# Chess



## Shaver (May 2, 2012)

The immortal game, chess is life- life is chess: challenge, strategy, gambit, tactic, recognition of opportunity, struggle, decoy, sacrifice, magical combinations, the quest of the individual toward victory.

Chess is a language. Verbal, as opposed to spatial, capacity informs successful play, in combination with adept pattern recognition. My preference is toward a visceral style, combat on the field of reason and creativity.

My own beloved set is pictured below.

Let's play- E4!


----------



## drlivingston (Jun 21, 2012)

For many years, I have been enamored with chess. I no longer play competitively. But, as a child, it gave me an outlet for my frustrations and provided necessary mental stimulation. I rarely play anymore. My feeble mind has forgotten most of the strategy that was drilled into me as a kid. I still have fond memories that fill my head every time that I hear Murray Head's "One Night in Bangkok".


----------



## Shaver (May 2, 2012)

I am delighted, but unsurprised, that one of my favourite members is an afficionado. 

My oft used opener is a b4, I suspect that you may have been able to guess that?


----------



## drlivingston (Jun 21, 2012)

I would always start with boring moves and then transfer into a more cerebral game. If playing from the white side, I would typically open with a Queen's Gambit. If playing from black, I would start with a subvariant of the King's Indian Defense. Either would give me ample opportunity to improvise as necessary without sacrificing my core strategy.


----------



## Duvel (Mar 16, 2014)

I too am an afficionado, although I have made no serious attempt to play since junior high. Like the doctor, I've forgotten the strategy. I also need to rediscovery the patience and thoughtfulness I used to bring to the game.

As I recall, C6 is a decent opening counter move to your E4 opening?


----------



## drlivingston (Jun 21, 2012)

Duvel said:


> As I recall, C6 is a decent opening counter move to your E4 opening?
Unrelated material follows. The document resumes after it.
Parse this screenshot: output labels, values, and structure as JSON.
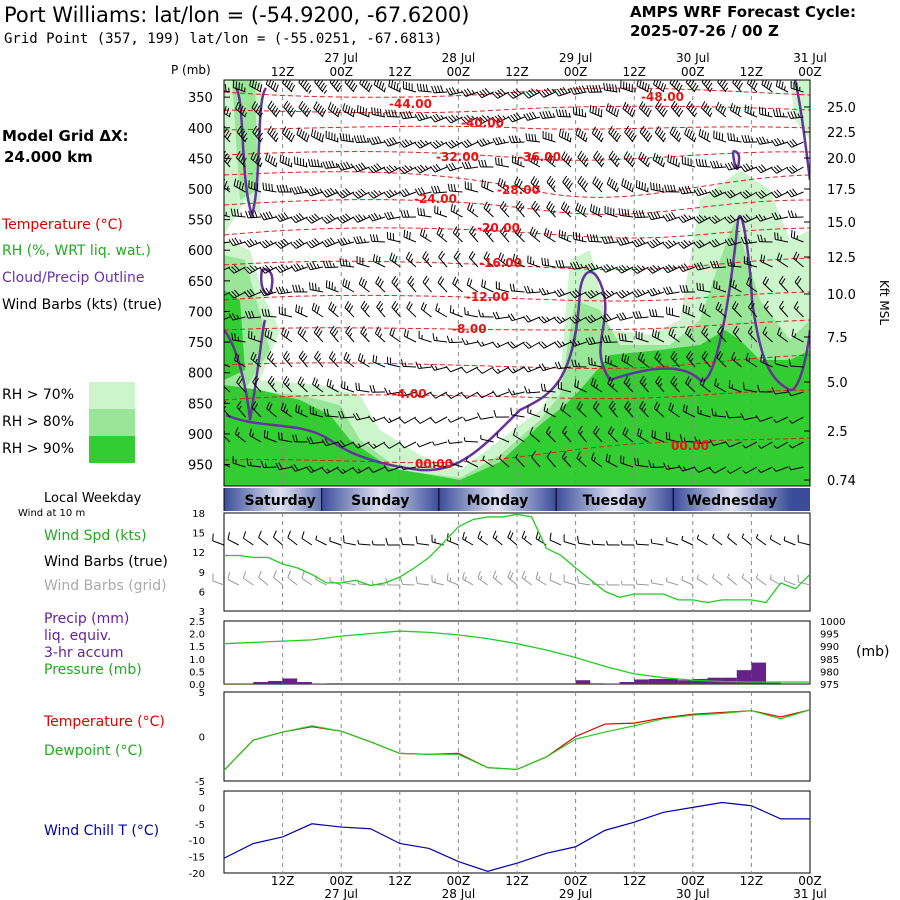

c6 countering e4... Solid move. So you are a fan of the Caro-Kann defense? It is supposed to favor a black end game. Unfortunately, I never kept my pawn structure intact enough for it to have been effective. Typically, I would end up losing when I used this defense. However, employed correctly, I saw many tournament players use this for decisive victories.

I will post a pic of my personal board this afternoon. Nothing fancy...


----------



## Duvel (Mar 16, 2014)

I don't think I remember ever winning a game. Maybe that's why I gave it up. Yes, pawns would fall left and right, the knights would falter, the rooks would topple. The buddy teaching me was too good, and i think I got discouraged. I think it was good to pick it up at a young age, but I also wonder if maybe I should have played with other players, other beginners. If so, I might still be at it today. I think my buddy got a kick out of kicking my ass routinely.



drlivingston said:


> c6 countering e4... Solid move. So you are a fan of the Caro-Kann defense? It is supposed to favor a black end game. Unfortunately, I never kept my pawn structure intact enough for it to have been effective. Typically, I would end up losing when I used this defense. However, employed correctly, I saw many tournament players use this for decisive victories.
> 
> I will post a pic of my personal board this afternoon. Nothing fancy...


----------